On December 14, the FCC voted to repeal net neutrality protections by a 3-2 vote. This move could have dire consequences for everyone who uses the internet, and the staffing industry is no exception.

The end of net neutrality allows corporations like Xfinity and Comcast to implement what some are calling a “high-speed internet tax.” Prior to this decision, the internet was classified as a telecommunications service, giving it the same protections as, say, electricity and water. As Barry Levine put it in MarTech Today:

[The growth of the internet] has been built on one central idea: Every company, every organization and every individual has essentially the same ability to reach every internet user in the world. Larger players had bigger motors and much more fuel, but everyone used the same road.

Now, the internet will be reclassified as an information service, giving Internet Service Providers (ISPs) the ability to create classes of internet users. ISPs could provide faster load speeds for content they own or to companies that pay for the privilege. In other words, not everyone will be able to use the same road — there will be fast lanes and slow lanes.

Here are some of the ramifications this decision could have for the staffing industry.

Job boards with fast lanes and slow lanes

Without net neutrality, access to job postings may not be the same for all firms or for all candidates because of the possibility of new internet fast lanes.

You’re already competing with dozens of other staffing agencies to get your job postings in front of the right candidates.

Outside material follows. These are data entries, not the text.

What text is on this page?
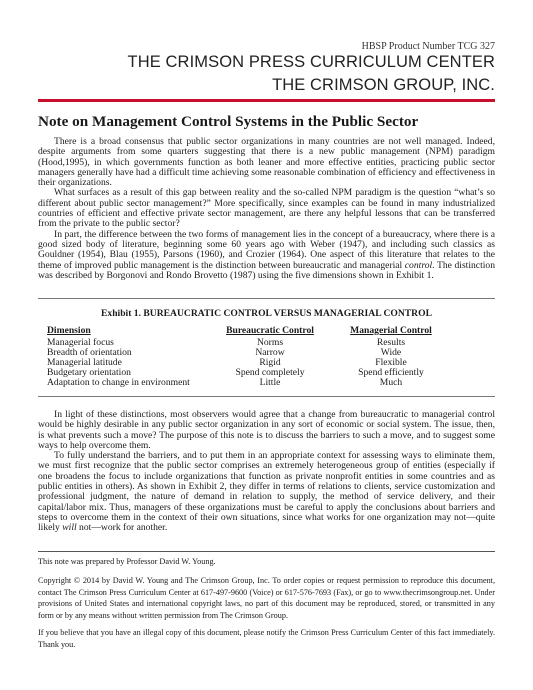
HBSP Product Number TCG 327
THE CRIMSON PRESS CURRICULUM CENTER
THE CRIMSON GROUP, INC.
Note on Management Control Systems in the Public Sector

There is a broad consensus that public sector organizations in many countries are not well managed. Indeed, despite arguments from some quarters suggesting that there is a new public management (NPM) paradigm (Hood,1995), in which governments function as both leaner and more effective entities, practicing public sector managers generally have had a difficult time achieving some reasonable combination of efficiency and effectiveness in their organizations.

What surfaces as a result of this gap between reality and the so-called NPM paradigm is the question “what’s so different about public sector management?” More specifically, since examples can be found in many industrialized countries of efficient and effective private sector management, are there any helpful lessons that can be transferred from the private to the public sector?

In part, the difference between the two forms of management lies in the concept of a bureaucracy, where there is a good sized body of literature, beginning some 60 years ago with Weber (1947), and including such classics as Gouldner (1954), Blau (1955), Parsons (1960), and Crozier (1964). One aspect of this literature that relates to the theme of improved public management is the distinction between bureaucratic and managerial control. The distinction was described by Borgonovi and Rondo Brovetto (1987) using the five dimensions shown in Exhibit 1.

Exhibit 1. BUREAUCRATIC CONTROL VERSUS MANAGERIAL CONTROL
Dimension	Bureaucratic Control	Managerial Control
Managerial focus	Norms	Results
Breadth of orientation	Narrow	Wide
Managerial latitude	Rigid	Flexible
Budgetary orientation	Spend completely	Spend efficiently
Adaptation to change in environment	Little	Much

In light of these distinctions, most observers would agree that a change from bureaucratic to managerial control would be highly desirable in any public sector organization in any sort of economic or social system. The issue, then, is what prevents such a move? The purpose of this note is to discuss the barriers to such a move, and to suggest some ways to help overcome them.

To fully understand the barriers, and to put them in an appropriate context for assessing ways to eliminate them, we must first recognize that the public sector comprises an extremely heterogeneous group of entities (especially if one broadens the focus to include organizations that function as private nonprofit entities in some countries and as public entities in others). As shown in Exhibit 2, they differ in terms of relations to clients, service customization and professional judgment, the nature of demand in relation to supply, the method of service delivery, and their capital/labor mix. Thus, managers of these organizations must be careful to apply the conclusions about barriers and steps to overcome them in the context of their own situations, since what works for one organization may not—quite likely will not—work for another.

This note was prepared by Professor David W. Young.
Copyright © 2014 by David W. Young and The Crimson Group, Inc. To order copies or request permission to reproduce this document, contact The Crimson Press Curriculum Center at 617-497-9600 (Voice) or 617-576-7693 (Fax), or go to www.thecrimsongroup.net. Under provisions of United States and international copyright laws, no part of this document may be reproduced, stored, or transmitted in any form or by any means without written permission from The Crimson Group.
If you believe that you have an illegal copy of this document, please notify the Crimson Press Curriculum Center of this fact immediately. Thank you.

Now, some of your top competitors may be able to pay for job postings that load lightning fast, and you’ll have to pay a premium to keep up with them. If you can’t afford those premiums, you’ll be looking at trying to get in front of top candidates with job postings that may load with dial-up-level slowdowns.  

Candidates only exposed to curated job listings

ISPs will also be able to tack on a premium for certain content. This means that candidates may have to pay to see job postings or job search results on Google. While currently we’re used to seeing search results based on geography and interest, premium job post content may now take priority. So, a candidate may not see your job listing, even if she’s searching next door to you.

Potential loss of competition and innovation

The loss of net neutrality could disproportionately hurt small businesses by hampering their ability to get their message in front of their audience. If ISPs are allowed to charge some companies more than others, then the companies that win will be those with the deepest pockets rather than those with the best solutions.

Before the FCC vote, a group of over 500 small businesses wrote an open letter calling for the protection of net neutrality, saying, “The open internet has made it possible for us to rely on a free market where each of us has the chance to bring our best business ideas to the world without interference or seeking permission from any gatekeeper first.”

What to do now?

Though how this decision bears out is still TBD, to thrive during the changes that are coming, consider innovative ways to operate, both on and off the internet.

    • Stay informed. Follow news sites that aren’t affiliated with ISPs or other beneficiaries of this new internet. StaffingHub will keep you updated on changes that impact the industry.
    • Check your state protections. Many states are pledging to uphold net neutrality standards, despite the FCC ruling.
    • Redouble your efforts to draw people into your existing networks now. The more followers you have on Facebook, contacts you have on your existing email lists, and brand ambassadors to generate referrals for you, the less you’ll have to rely on the internet to source talent and fill orders.
    • Consider hiring a brand consultant or marketing team to help you navigate the changing tides. Staffing is your business — staying ahead of the way the internet is changing may become a job of its own. Partnering with digital pros may help ease the effects of these changes.